O senador Carlos Fávaro (PSD), admitiu ao Portal O Documento que busca garantir o apoio do DEM para a disputa da eleição do Senado, que acontece em novembro próximo em Mato Grosso. Mais ainda, o senador interino, que ocupa a vaga da ex-senadora Selma Arruda (Podemos), cassada pela prática de caixa 2 e abuso do poder econômico, e que ficou em terceiro colocado nas urnas em 2018, acha justo disputar com o apoio do mesmo arco de aliança que elegeu o governador Mauro Mendes (DEM).

“O grupo do governador elegeu Mauro Mendes e o vice, elegeu o senador Jaime Campos e eu cheguei em terceiro colocado numa eleição com 11 candidatos. Acho justo disputar a eleição com apoio desse grupo”, disse, argumentando que busca a unidade desse grupo.

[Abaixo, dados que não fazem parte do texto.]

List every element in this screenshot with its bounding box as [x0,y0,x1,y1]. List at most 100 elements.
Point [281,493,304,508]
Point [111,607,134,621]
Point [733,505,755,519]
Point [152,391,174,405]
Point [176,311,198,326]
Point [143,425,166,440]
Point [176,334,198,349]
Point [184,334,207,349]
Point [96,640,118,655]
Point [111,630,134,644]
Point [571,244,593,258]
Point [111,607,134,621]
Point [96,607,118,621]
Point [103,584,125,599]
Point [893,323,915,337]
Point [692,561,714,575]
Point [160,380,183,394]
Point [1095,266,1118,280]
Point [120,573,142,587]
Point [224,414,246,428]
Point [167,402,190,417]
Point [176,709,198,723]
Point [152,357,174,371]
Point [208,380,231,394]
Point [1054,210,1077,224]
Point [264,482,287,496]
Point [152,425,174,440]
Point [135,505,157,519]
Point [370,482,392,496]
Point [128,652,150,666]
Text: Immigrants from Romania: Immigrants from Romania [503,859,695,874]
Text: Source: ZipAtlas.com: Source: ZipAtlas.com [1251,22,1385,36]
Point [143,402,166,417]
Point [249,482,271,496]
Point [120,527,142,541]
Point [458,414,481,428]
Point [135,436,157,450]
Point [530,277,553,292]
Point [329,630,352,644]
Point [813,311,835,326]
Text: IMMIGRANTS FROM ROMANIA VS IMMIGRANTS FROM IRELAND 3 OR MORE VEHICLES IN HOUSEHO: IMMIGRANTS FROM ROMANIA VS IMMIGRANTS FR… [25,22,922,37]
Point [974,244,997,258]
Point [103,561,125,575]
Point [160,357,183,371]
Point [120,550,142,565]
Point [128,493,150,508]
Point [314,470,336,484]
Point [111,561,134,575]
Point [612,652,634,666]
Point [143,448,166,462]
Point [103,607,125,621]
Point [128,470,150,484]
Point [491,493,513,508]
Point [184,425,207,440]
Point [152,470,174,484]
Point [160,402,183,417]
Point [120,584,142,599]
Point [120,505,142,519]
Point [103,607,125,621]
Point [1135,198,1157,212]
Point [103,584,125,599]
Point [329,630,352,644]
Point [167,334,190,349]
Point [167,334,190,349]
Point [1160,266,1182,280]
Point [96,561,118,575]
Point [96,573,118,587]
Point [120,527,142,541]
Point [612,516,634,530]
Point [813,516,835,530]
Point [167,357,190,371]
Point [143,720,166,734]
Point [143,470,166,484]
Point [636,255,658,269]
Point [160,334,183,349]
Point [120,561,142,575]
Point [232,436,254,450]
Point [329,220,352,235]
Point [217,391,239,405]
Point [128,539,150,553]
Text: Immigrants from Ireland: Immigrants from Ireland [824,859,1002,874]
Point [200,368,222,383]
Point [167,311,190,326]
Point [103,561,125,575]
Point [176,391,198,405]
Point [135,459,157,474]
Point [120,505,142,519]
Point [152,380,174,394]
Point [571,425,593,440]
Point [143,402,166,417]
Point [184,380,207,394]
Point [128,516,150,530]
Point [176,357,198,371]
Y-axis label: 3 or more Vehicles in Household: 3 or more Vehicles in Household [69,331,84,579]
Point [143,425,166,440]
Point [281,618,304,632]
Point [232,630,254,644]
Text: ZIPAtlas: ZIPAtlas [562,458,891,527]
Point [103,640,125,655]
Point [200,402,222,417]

“É um momento de muito diálogo, muitas tratativas, natural da política. E é óbvio, o Democrata, um partido que esteve na nossa base em 2018, onde elegeu o governador Mauro Mendes, o senador Jaime Campos e eu fui o terceiro colocado, gostaria muito de ter o partido no meu arco de aliança. Conversei com o Jaime, com o Júlio, com o Botelho e o governador”, declarou.

Conforme Fávaro, a primeira suplência continua com o PP, que indicou a empresária Margareth Buzetti.  “A suplência eu já venho numa composição com o PP, com a Margareth Buzetti, uma grande companheira. Esse tema de suplência não está sendo tratado. O que estamos tratando é a vinda do Democrata para compor o arco de aliança”, disse.

Fávaro disse que não perde a esperança. “Aguardo a resposta do DEM até o dia da convenção. Até lá vamos dialogando e tenho certeza que teremos sucesso. É muito importante o DEM, é o nosso arco de aliança, é a base do governo e buscar essa unidade é muito importante pela capilaridade, pela força política, força vencedora do nosso grupo”, argumentou.

Sobre a definição da primeira suplência, disse que “a Margareth Buzetti é muito relevante, é uma grande companheira. O PP é um grande partido, histórico, tem o ministro Blairo Maggi, o Neri Geller, o Paulo Araújo. O PP será bastante valorizado conosco”, completou.